For four months they have been digging out huge boulders and removing top soil so that the pool and the house extension can be built. The boulders they haul are huge, sometimes a full foot around. They are extremely heavy and yet these little tiny fellows, maybe not weighing more than 100 pounds, are able to haul them out of the ground. They stack them by size and then will use them for the foundation along with cement. The trees that they removed are cut into movable pieces and the small branches they have saved for fires on which they cook their daily meals. Nothing is wasted. All reusable stone is saved for the foundation. Topsoil is saved for when the gardens will be installed. A small outdoor tub is used for bathing and the water comes from a faucet that they have managed to connect to the cistern. I am amazed by their frugality and their resourcefulness.
Their skills have been handed down from other workers, not some school teacher or textbook. The foundations that they build look like pieces of art. The stones are beautifully assembled similar to a jigsaw puzzle and then cemented into place. Their eye for piecing together the walls is amazing. Their professionalism unquestionable.

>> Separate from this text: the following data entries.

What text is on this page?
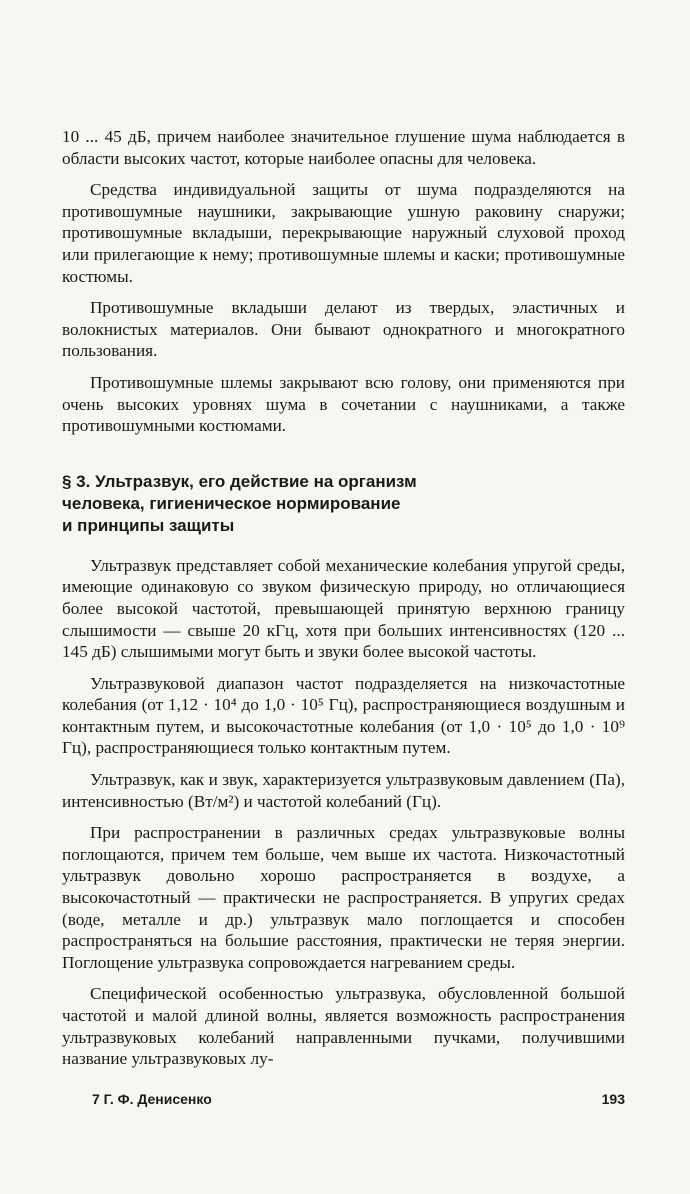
10 ... 45 дБ, причем наиболее значительное глушение шума наблюдается в области высоких частот, которые наиболее опасны для человека.

Средства индивидуальной защиты от шума подразделяются на противошумные наушники, закрывающие ушную раковину снаружи; противошумные вкладыши, перекрывающие наружный слуховой проход или прилегающие к нему; противошумные шлемы и каски; противошумные костюмы.

Противошумные вкладыши делают из твердых, эластичных и волокнистых материалов. Они бывают однократного и многократного пользования.

Противошумные шлемы закрывают всю голову, они применяются при очень высоких уровнях шума в сочетании с наушниками, а также противошумными костюмами.

§ 3. Ультразвук, его действие на организм
человека, гигиеническое нормирование
и принципы защиты

Ультразвук представляет собой механические колебания упругой среды, имеющие одинаковую со звуком физическую природу, но отличающиеся более высокой частотой, превышающей принятую верхнюю границу слышимости — свыше 20 кГц, хотя при больших интенсивностях (120 ... 145 дБ) слышимыми могут быть и звуки более высокой частоты.

Ультразвуковой диапазон частот подразделяется на низкочастотные колебания (от 1,12 · 10⁴ до 1,0 · 10⁵ Гц), распространяющиеся воздушным и контактным путем, и высокочастотные колебания (от 1,0 · 10⁵ до 1,0 · 10⁹ Гц), распространяющиеся только контактным путем.

Ультразвук, как и звук, характеризуется ультразвуковым давлением (Па), интенсивностью (Вт/м²) и частотой колебаний (Гц).

При распространении в различных средах ультразвуковые волны поглощаются, причем тем больше, чем выше их частота. Низкочастотный ультразвук довольно хорошо распространяется в воздухе, а высокочастотный — практически не распространяется. В упругих средах (воде, металле и др.) ультразвук мало поглощается и способен распространяться на большие расстояния, практически не теряя энергии. Поглощение ультразвука сопровождается нагреванием среды.

Специфической особенностью ультразвука, обусловленной большой частотой и малой длиной волны, является возможность распространения ультразвуковых колебаний направленными пучками, получившими название ультразвуковых лу-

7 Г. Ф. Денисенко	193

I am awed by how gracious, caring and formal they are. If I walk on the property, they immediately grab their shirts and want to put them on. The culture is one of modesty. I cover my eyes, say "No hay problema, hay calor" and walk through. I greet them always and on my way out thank each and every one of the workers personally. I am so grateful to them. They give up so much of their lives just to make a meager living and support their families. Yet, they appear to be happy. They joke and laugh as they work. Theirs is a well-oiled team. There are no fancy bulldozers or equipment. Just the men, their shovels and picks. Pieces of wood are used to pry up and remove rocks. Wheelbarrows are run back and forth, piled high with stones and dirt. Ramps are made from pieces of wood left on the property. Large leftover plastic containers provide support for thin pieces of wood for a few benches. During their breaks, they eat and rest on the floor. One reads a newspaper, others chat during their lunch hour and some sleep. Lunch is around one o'clock when the temperature rises to an unbearable level. Work is best done early in the day before the temperature becomes searing. There is no shade in the areas where they work outside. Some work inside, removing the plaster from the walls so the channels can be made for the electrical and plumbing.
Elegance and Grace
I wish I spoke their language, I would love to know about their families. I hope they are happy at home, that their children and wives understand how difficult their lives are during their laborious week. I feel so distant from them and yet I adore them. How can such a simple and hard life be carried out with so much elegance and grace? Maybe I am romanticizing, and yet they appear to be incredibly happy while they are doing such hard labor.
At some point and time they will move on to another job, another site. I don't want to mourn that day yet. Other workers will appear to do finishing work, things that take much longer. But these men who endeared themselves to me will not fade from my memory. They are special.